Cleaning Up the Septic System Permit Process

The West Piedmont, VA, Health District goes high-tech when it comes to digging below ground

August 12th, 2009 Comment on this article

va-dept-of-healthThe West Piedmont, VA, Health District is going high-tech when it comes to digging below ground. By using Laserfiche to enable instant access to digging permits, this branch of the Virginia State Health Department has expedited the process of digging wells and septic systems for new real estate development in this scenic slice of the Blue Ridge Mountains.

It’s the Health District’s job to make sure cesspools are kept far away from wells that provide a neighborhood’s drinking water. But an outdated records system and a building boom in this part of the state made locating old septic systems and issuing new digging permits too time-consuming for the shorthanded district staff.

That all changed when Laserfiche provided the district with a high-speed, Web-based content management system that’s catching the eye of other districts across the state.

“It’s like going from black and white TV with rabbit ear antennae to HDTV and satellites,” says district manager Tim Baker. “It’s an enormous leap forward in our typical way of doing business.”

The real estate boom of the 1990s had swamped Baker’s staff with septic system and well permit applications as a wave of real estate brokers and developers, second home owners and retirees began to move into this once-rural section of Virginia. New residents were accustomed to near-instantaneous information access, and West Piedmont’s antiquated filing system wasn’t up to the task, requiring equal parts of luck and experience to find anything.

Marking the exact location of these facilities in West Piedmont and surrounding areas was crucial to beginning any new development. Without knowing the exact locations of old septic systems and leech fields, it’s unsafe to dig new ones. Unfortunately, due to the district’s hodgepodge filing system, locating them meant laboriously combing through file cabinets in an attempt to find the requested information.

It was a paperwork bottleneck. Baker and his staff knew they needed a solution, but it had to be affordable, easy to implement and easy to operate. In 2000, West Piedmont business director Charles Toothman came back from a technology trade show convinced that Laserfiche was the solution, and the district’s request for contractors’ bids went out soon after.

West Piedmont was soon scanning thousands of well and septic system permits into a Laserfiche system serving the district’s three Health Department offices. Generations of paper records and a byzantine filing system quickly gave way to a password-protected digital repository.

Health district inspectors used to spend hours, or even days, looking through cabinets crammed full of permits filed by subdivision name, mobile home park name, owner’s name or tax map number. Now, inspectors can use any or all of that information to instantly retrieve the files they need.

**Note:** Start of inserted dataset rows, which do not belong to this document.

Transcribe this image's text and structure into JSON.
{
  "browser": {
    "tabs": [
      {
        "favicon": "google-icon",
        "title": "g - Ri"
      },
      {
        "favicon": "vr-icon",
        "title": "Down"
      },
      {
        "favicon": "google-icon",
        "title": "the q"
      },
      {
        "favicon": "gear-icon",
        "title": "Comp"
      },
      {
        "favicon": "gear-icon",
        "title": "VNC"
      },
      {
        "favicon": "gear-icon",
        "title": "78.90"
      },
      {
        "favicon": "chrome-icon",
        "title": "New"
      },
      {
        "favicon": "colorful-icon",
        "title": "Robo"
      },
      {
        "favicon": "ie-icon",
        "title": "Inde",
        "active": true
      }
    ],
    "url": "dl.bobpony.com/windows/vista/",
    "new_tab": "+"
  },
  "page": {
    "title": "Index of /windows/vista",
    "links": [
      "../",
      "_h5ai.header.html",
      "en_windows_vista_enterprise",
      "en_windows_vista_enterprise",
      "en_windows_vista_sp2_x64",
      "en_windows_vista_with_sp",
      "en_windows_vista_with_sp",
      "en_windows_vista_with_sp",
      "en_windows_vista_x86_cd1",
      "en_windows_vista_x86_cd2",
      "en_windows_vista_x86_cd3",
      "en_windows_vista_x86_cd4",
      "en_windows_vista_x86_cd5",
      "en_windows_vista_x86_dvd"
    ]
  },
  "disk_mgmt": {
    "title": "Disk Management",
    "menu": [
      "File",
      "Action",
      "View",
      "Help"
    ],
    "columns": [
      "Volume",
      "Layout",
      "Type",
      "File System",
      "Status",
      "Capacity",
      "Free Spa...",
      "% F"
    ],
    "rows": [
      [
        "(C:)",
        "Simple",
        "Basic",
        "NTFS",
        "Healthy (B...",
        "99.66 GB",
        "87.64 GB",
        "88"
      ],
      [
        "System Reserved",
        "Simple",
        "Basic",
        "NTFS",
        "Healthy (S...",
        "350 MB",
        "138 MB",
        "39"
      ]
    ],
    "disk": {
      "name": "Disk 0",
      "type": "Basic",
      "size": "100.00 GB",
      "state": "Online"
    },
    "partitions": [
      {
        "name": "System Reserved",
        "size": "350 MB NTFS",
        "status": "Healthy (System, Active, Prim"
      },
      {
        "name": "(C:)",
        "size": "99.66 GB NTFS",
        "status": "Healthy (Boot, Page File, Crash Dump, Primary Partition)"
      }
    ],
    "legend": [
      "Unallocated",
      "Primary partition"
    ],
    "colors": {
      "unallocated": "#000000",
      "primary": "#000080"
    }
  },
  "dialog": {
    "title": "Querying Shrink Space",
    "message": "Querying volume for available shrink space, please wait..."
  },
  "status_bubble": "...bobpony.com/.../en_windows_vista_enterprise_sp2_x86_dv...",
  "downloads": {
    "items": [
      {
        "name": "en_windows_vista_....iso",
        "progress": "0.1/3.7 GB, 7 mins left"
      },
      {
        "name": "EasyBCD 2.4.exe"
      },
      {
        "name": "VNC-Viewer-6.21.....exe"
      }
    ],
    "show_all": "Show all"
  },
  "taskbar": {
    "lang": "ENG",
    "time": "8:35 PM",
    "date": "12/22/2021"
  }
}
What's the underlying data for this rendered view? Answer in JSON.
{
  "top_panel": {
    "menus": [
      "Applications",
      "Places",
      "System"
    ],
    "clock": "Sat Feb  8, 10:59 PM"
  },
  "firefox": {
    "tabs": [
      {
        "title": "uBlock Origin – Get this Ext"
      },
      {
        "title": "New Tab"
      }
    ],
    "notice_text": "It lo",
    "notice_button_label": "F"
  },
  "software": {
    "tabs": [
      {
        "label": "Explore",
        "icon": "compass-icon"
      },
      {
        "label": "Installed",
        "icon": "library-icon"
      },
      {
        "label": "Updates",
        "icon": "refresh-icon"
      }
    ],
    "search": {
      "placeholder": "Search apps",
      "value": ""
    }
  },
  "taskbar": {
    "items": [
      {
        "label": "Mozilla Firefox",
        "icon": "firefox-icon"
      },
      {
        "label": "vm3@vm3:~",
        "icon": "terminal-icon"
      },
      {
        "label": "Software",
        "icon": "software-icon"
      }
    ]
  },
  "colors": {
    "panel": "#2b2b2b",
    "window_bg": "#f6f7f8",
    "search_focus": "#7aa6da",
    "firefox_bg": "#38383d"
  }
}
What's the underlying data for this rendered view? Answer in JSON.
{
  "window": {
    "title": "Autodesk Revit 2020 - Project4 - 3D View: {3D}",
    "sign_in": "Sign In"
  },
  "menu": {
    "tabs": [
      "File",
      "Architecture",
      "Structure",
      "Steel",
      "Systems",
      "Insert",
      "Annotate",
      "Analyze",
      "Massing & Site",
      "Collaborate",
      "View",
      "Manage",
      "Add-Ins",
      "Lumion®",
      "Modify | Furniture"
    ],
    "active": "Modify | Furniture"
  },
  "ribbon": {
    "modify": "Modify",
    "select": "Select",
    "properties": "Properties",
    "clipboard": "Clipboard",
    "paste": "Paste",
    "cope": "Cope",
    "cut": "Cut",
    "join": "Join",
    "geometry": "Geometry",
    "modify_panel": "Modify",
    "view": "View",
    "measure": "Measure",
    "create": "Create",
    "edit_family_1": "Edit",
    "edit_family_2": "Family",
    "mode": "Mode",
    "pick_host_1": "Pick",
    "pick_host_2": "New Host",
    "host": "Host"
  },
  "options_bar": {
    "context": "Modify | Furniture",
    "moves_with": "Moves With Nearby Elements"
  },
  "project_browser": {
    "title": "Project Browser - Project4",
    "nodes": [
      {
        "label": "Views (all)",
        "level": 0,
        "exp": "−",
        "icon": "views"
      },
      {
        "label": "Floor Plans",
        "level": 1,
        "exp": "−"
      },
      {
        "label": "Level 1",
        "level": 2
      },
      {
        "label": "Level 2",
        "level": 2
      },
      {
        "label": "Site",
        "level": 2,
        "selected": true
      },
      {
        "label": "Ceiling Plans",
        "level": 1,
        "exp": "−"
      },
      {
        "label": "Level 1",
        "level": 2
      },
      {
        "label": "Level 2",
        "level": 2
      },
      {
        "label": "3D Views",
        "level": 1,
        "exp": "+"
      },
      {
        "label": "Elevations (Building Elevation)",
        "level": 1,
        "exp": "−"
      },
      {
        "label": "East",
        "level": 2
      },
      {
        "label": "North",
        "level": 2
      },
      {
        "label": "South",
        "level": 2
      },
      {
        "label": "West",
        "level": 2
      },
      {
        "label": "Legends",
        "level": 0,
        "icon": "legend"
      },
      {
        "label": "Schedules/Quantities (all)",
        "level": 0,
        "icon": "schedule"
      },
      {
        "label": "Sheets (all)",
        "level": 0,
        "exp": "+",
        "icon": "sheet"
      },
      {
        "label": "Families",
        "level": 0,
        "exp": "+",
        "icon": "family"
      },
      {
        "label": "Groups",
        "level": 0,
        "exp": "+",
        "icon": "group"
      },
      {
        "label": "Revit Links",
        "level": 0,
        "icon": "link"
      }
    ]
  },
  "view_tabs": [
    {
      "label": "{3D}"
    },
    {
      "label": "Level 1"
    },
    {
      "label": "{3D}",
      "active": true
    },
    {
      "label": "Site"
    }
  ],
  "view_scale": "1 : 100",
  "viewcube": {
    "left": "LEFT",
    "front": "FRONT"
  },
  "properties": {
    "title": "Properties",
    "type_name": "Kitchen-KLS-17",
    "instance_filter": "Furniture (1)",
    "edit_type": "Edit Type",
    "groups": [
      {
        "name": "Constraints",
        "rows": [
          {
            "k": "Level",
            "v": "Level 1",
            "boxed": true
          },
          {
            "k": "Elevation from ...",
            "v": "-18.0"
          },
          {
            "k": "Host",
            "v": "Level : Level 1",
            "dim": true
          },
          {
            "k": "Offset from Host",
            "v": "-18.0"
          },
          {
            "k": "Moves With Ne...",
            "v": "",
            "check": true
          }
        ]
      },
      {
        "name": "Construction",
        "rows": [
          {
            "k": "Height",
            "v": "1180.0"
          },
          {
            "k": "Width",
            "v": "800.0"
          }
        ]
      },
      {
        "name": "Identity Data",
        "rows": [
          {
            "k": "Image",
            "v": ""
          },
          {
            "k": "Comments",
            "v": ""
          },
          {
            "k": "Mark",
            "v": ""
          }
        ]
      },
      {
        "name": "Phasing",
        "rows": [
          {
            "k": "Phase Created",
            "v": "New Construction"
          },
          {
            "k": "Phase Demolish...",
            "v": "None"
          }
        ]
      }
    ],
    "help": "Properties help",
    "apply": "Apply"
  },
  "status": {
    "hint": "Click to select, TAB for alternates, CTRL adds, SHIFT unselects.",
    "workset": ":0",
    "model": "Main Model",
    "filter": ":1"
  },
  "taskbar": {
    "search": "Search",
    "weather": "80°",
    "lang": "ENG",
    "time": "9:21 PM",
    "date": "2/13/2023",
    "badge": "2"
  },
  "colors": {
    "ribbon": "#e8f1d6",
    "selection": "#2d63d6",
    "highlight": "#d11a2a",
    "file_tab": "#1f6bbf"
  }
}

“It would take staff hours pulling paper to find these things; now we can find them in about 30 seconds,” Baker says. “Even if we don’t have the document a client’s looking for, we can tell them so right away, rather than searching for a day or two and coming up empty. Laserfiche just saves everybody so much time.”

That success has snowballed. West Piedmont’s three district offices were soon networked together, enabling inspectors to access all the district’s permit files from any of the three offices. A Laserfiche WebLink public portal enables authorized personnel to access documents from anywhere in the state via the Internet. Baker says that soon, local zoning and building departments will be able to gain access through the password-driven security system included in the Laserfiche product suite.

Officials in other Virginia health districts have also shown an interest in the West Piedmont installations, so Baker will deliver a presentation at the biannual meeting of the health district department heads this spring. He suspects other districts could see the same benefits from Laserfiche that West Piedmont has.

“I am pretty familiar with most other health departments, and their filing systems are very similar to ours—at least the way ours used to be,” he says.

Indeed, Laserfiche could also work wonders with the other areas within the far-reaching responsibilities of the State Health Department. Says Adam Wright, a Laserfiche reseller who assisted West Piedmont with their installation, “The state provides many services, all of which could benefit greatly from this system.

“Your return on investment is so fast, it’s just a matter of months before you get your money back. I want people to really understand, there is a faster, more efficient way to do these things. Why not do it?”